Verizon unit in Cary adding 200 The division
designs and monitors data networks worldwide
Five months after taking over rival MCI Communications,
Verizon is hiring 200 people in Cary who will be
dedicated to one of the company's largest accounts:
a multinational bank based in Holland.
For the Verizon Business unit, which designs and
monitors complex data networks for businesses and
governments, the new hires could revive the momentum
the company lost in recent years when it operated
as a unit of MCI, formerly known as WorldCom. The
telecommunications company has been reeling from
a financial scandal that resulted last spring in
the conviction in federal court of disgraced chief
executive Bernard J. Ebbers.
Verizon Business already has filled a third of
the new positions, mostly with engineers paid between
$50,000 and $150,000 a year and assigned to connect
ABN Amro bank's 6,000 sites worldwide. Formed in
1989 with a single customer, Chrysler, the New Jersey-based
division added a second customer, Nasdaq, two years
later. It operates networks for 3,500 customers,
including the U.S. Postal Service and the Federal
Aviation Administration.
"A lot of these networks are mission-critical,"

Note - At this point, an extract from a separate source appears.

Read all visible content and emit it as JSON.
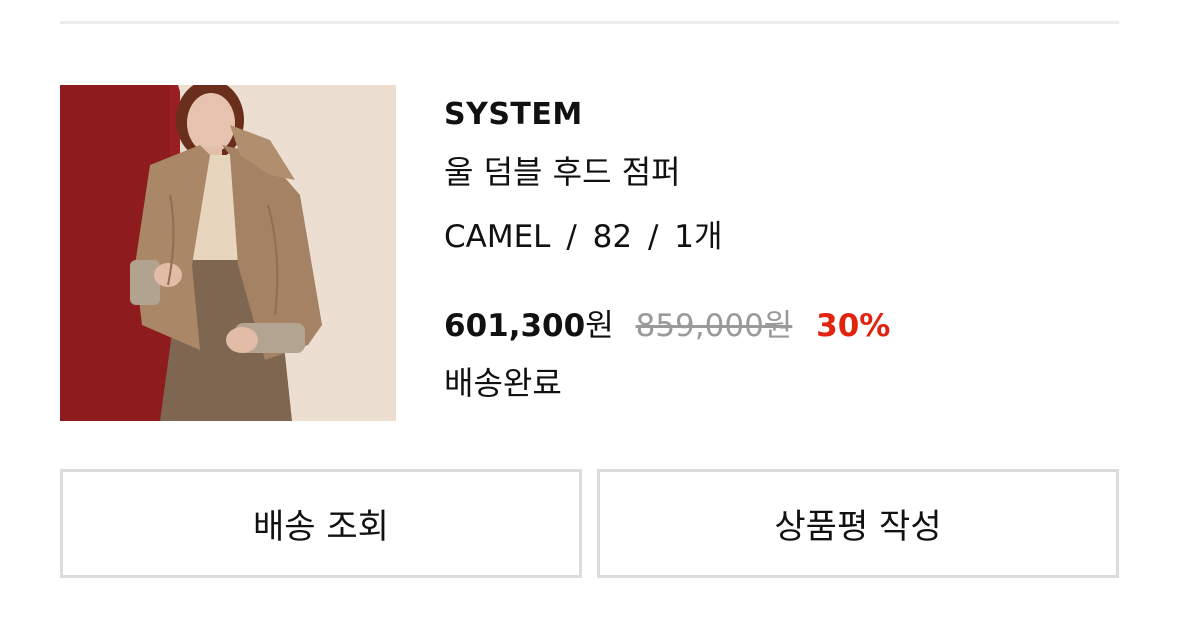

said site executive Kevin Gahan. "Our customers
want to talk to very high levels if there's an issue."
The WorldCom flameout was the most trying period
in the Cary network operation center's 12-year history,
said Gahan, Verizon Business' vice president of
global network and solutions management. Gahan recalls
visiting customer headquarters and fielding nervous
calls to keep major accounts from bolting and the
company from collapsing while the courts oversaw
bankruptcy protection.
The network operations center in Cary is one of
three for Verizon; the other two are in the Washington,
D.C., area. The Cary complex was built in 1994,
with a second building added two years later to
the 55-acre site that now employs about 1,800. It
basically amounts to several floors of computer
banks operating round-the-clock, with technicians
monitoring high-speed networks strung underground
and along sea beds and utility poles.
The ABN Amro contract was signed about a half a
year ago, Gahan said, after a year of bidding and
negotiations. Bank officials picked Verizon Business
because the company agreed to hire some of the bank's
technical staff and could provide its own technical
staff, deployed worldwide, he said.
Verizon Business competes with information technology
giants such as IBM, AT&T, EDS and BT for the
lucrative contracts. The main services provided
are network management, security and hosting. Some
of the customers are classified government agencies.
"You think about British Petroleum,"
Gahan said. "It's a huge global conglomerate
headquartered in the United Kingdom, and all their
networks are managed from Cary, North Carolina."